Benchmark’s lawsuit Thursday shook the community.
Gabriel Puliatti is an up-and-coming company CEO who, at some point in his career, will need to raise money from investors.
Don’t count on Benchmark Capital being one of them.
After Benchmark filed an unprecedented lawsuit against Uber’s former CEO on Thursday, Puliatti now says there is “no way” that he will accept an investment from one of Silicon Valley’s most prestigious venture capital firms.
And he’s not alone. In the immediate aftermath of the suit, Benchmark is facing a sharp backlash from founders who are concerned that the firm is not as supportive of founders as all firms stylize themselves to be.

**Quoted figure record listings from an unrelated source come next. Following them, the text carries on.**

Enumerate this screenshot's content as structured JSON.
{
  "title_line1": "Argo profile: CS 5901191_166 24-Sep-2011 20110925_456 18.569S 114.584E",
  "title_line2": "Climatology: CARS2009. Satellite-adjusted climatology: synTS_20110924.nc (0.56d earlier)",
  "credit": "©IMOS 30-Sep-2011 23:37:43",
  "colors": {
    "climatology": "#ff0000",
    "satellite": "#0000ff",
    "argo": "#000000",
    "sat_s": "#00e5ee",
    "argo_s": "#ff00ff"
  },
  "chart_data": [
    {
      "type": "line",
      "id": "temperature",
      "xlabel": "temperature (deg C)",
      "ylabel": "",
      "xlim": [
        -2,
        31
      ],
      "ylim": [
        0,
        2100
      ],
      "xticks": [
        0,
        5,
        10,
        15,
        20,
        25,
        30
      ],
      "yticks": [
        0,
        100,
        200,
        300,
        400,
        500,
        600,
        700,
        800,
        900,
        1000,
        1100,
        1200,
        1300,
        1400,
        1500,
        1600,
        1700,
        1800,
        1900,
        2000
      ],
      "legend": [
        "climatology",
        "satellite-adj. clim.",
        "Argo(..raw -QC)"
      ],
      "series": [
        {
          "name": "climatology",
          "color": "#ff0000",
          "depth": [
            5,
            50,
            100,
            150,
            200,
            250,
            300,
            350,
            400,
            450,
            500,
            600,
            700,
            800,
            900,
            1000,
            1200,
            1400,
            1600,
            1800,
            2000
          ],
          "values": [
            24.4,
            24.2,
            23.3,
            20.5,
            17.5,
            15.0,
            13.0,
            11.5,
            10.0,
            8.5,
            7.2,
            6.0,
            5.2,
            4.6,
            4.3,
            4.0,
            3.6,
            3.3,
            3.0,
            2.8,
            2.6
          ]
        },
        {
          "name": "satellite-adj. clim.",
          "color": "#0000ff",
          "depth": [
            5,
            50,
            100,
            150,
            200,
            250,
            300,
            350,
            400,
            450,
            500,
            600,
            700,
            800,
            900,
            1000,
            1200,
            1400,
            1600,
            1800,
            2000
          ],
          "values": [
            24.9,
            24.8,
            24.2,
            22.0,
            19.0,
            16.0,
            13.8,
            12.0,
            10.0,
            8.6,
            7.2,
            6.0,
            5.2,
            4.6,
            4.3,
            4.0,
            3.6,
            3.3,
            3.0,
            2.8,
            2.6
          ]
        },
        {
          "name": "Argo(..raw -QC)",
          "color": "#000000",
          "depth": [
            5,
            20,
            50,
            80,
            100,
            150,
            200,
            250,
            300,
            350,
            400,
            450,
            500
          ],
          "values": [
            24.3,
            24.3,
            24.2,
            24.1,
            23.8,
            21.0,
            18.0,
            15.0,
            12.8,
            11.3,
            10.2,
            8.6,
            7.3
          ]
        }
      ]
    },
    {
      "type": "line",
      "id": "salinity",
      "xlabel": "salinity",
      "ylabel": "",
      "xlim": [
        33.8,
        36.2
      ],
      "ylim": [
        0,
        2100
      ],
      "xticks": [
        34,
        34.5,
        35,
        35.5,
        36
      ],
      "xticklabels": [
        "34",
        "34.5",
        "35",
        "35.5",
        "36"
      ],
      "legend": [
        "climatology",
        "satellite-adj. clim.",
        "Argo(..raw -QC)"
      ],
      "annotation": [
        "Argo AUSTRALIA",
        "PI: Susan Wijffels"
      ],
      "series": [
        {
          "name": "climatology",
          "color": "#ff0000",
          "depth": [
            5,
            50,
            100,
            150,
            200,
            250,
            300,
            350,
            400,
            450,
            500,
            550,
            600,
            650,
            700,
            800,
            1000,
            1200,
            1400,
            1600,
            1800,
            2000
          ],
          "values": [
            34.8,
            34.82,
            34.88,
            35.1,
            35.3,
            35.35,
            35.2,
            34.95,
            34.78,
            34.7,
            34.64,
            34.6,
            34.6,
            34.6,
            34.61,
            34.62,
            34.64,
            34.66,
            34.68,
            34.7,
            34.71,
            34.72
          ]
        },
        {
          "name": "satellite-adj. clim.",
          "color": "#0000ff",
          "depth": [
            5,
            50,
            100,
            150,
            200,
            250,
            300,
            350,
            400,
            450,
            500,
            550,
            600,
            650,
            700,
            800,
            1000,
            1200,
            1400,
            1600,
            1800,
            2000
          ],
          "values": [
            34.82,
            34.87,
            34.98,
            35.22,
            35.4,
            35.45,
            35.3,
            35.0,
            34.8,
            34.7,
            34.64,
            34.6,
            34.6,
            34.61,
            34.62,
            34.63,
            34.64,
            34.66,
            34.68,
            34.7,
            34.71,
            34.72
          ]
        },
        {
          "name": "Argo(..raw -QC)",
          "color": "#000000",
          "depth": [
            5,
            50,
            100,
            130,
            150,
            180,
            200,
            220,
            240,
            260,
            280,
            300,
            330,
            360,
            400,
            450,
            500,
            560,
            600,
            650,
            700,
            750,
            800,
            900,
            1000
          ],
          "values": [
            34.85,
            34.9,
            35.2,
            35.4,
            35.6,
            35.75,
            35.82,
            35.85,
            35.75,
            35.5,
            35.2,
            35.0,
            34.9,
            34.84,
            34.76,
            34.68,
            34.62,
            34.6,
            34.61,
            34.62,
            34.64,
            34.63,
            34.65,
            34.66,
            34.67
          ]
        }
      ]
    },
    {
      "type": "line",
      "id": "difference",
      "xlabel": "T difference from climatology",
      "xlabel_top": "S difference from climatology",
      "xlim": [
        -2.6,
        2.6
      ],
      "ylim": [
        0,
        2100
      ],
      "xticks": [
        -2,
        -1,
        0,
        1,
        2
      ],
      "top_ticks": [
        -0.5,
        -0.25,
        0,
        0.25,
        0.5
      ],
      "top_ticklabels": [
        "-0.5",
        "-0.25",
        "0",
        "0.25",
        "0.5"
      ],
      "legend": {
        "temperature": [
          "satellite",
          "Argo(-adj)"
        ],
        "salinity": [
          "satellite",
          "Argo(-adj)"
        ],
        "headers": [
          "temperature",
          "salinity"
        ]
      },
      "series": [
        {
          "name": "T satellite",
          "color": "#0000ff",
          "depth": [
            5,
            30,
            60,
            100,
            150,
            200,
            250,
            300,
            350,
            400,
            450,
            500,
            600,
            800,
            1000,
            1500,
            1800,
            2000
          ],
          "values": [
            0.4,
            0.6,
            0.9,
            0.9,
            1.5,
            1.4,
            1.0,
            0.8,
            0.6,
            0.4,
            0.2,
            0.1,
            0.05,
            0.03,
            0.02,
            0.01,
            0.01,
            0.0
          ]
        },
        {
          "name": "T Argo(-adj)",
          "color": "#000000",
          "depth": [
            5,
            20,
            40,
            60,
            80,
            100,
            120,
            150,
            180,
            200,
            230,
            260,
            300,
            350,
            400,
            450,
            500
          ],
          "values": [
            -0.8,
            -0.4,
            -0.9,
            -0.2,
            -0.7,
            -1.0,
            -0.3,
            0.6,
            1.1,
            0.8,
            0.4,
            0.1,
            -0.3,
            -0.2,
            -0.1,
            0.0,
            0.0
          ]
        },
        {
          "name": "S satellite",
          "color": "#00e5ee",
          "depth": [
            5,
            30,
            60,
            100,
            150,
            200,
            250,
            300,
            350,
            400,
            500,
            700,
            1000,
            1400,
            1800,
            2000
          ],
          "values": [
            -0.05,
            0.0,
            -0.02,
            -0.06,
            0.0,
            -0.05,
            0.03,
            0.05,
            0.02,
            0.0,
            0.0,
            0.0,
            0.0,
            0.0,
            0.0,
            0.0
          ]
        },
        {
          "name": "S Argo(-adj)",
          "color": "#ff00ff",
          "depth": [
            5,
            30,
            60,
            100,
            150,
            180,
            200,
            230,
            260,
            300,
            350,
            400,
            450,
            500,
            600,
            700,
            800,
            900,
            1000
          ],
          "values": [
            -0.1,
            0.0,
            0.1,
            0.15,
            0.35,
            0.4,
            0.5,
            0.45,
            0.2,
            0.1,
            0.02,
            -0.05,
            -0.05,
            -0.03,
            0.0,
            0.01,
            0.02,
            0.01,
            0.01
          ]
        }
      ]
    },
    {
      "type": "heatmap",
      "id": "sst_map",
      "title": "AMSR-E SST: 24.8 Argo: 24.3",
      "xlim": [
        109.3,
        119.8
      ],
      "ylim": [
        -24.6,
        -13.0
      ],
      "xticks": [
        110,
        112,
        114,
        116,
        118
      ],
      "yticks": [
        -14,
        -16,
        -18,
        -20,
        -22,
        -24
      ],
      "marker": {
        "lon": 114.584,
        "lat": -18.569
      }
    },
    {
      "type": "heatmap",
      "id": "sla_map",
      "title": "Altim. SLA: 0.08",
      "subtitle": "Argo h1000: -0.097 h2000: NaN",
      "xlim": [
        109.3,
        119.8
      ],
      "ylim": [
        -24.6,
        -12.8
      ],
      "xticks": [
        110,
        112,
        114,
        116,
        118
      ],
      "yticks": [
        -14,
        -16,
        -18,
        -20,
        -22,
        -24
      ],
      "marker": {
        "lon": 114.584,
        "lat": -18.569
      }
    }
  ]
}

The lawsuit, which asks a judge to remove Uber founder Travis Kalanick from the company’s board, reflects an aggressive posture from a venture firm that thinks Kalanick is hurting the company’s bottom line.
But what could now hurt Benchmark’s business is a new fear factor that has gripped a young class of entrepreneurs, who perhaps see Kalanick’s ouster as a cautionary tale for their own companies down the road.
“I personally was very shocked by the timeline of affairs during the week (of) Travis’s resignation,” Puliatti, the founder of a startup called Emptor, said. “I empathized a lot with Travis then.”
Puliatti said that after recent events, he and his co-founder are now more seriously considering not raising money from venture capitalists at all — and said that even if they did, he has decided that he won’t “ever sit down” with Benchmark.
Venture capitalists and entrepreneurs forecast the lawsuit will have a chilling effect on the next generation of talent, with one telling Recode that Benchmark will now undoubtedly have to answer “awkward questions in a lot of deals for the foreseeable future.” Hazem Awad, an investor in Qatar, said that he understood that sort of thinking these days.
“Any entrepreneur would naturally feel nervous about working with Benchmark, at least for the time being,” said Awad. “Because in the back of their mind (mine included) will always be the question of, ‘What will happen if things get that bad?’”
To be sure, Benchmark remains one of the most prestigious firms on Sand Hill Road, so industry peers still predict that they’ll have young founders pounding at their doors regardless. And even if Benchmark’s relationship with Uber frayed at the end, their collaboration still produced billions of dollars for both parties — a success by the standard metrics of Silicon Valley that shouldn’t go unnoticed by the current crop of rising star founders.
But even the fact that some entrepreneurs are thumbing their noses at Benchmark speaks to just how controversial the lawsuit is in the industry.
No other prominent Uber investors have yet said they publicly support the lawsuit, effectively leaving Benchmark to fight this battle by itself. And Kalanick’s team of course has denounced it as an attempt to “silence his voice.”
Founders have long been encouraged to be choosy about the backers who serve on their boards, with savvier CEOs knowing full well that their investors could push them out of their own companies as they grow. But the fracas at Uber seems to have heightened the senses of some budding entrepreneurs.
“It would be naive to think that this won’t be front-of-mind for many founders raising in the very near future,” said Shayan Mohanty, a young founder.
As details of the unexpected lawsuit ricocheted through the tech community, several founders were quick to recoil on Twitter.
The “cost of accepting investment from Benchmark just went through the roof in minds of founders everywhere,” said one entrepreneur in Hong Kong, Larry Salibra.
“I can’t help but wonder how recent events will impact founders’ views towards raising capital from Benchmark. This shit is ruthless,” wrote Michael Boswell, the CEO of a design startup called Cue.
Benchmark did not respond to a request for comment.
Venture capital firms often now take pains to potray themselves as founder friendly, offering simpler term sheets and perhaps a suite of operations, marketing or financial services that founders can call upon to boost their products. But Benchmark’s — and any firm’s — ultimate obligation is to its shareholders, not the founders, and Benchmark argues in the lawsuit that Kalanick is hurting the company’s value.
And to be sure, this is not Benchmark’s first time legally jousting with a founder they once funded.
Yet several founders said that this unusual lawsuit could have lasting effects, even if it solves a short-term problem that is specific to Uber. Some of that anger centered personally on Benchmark’s Bill Gurley, who until recently sat on Uber’s board, for initiating the litigation.
“Man. I wouldn’t take @bgurley money to start a McDonalds franchise at this point,” wrote Rick Barber, a venture capitalist. “It’s a good last deal to do, though. Go out with a blaze of glory, Bill.”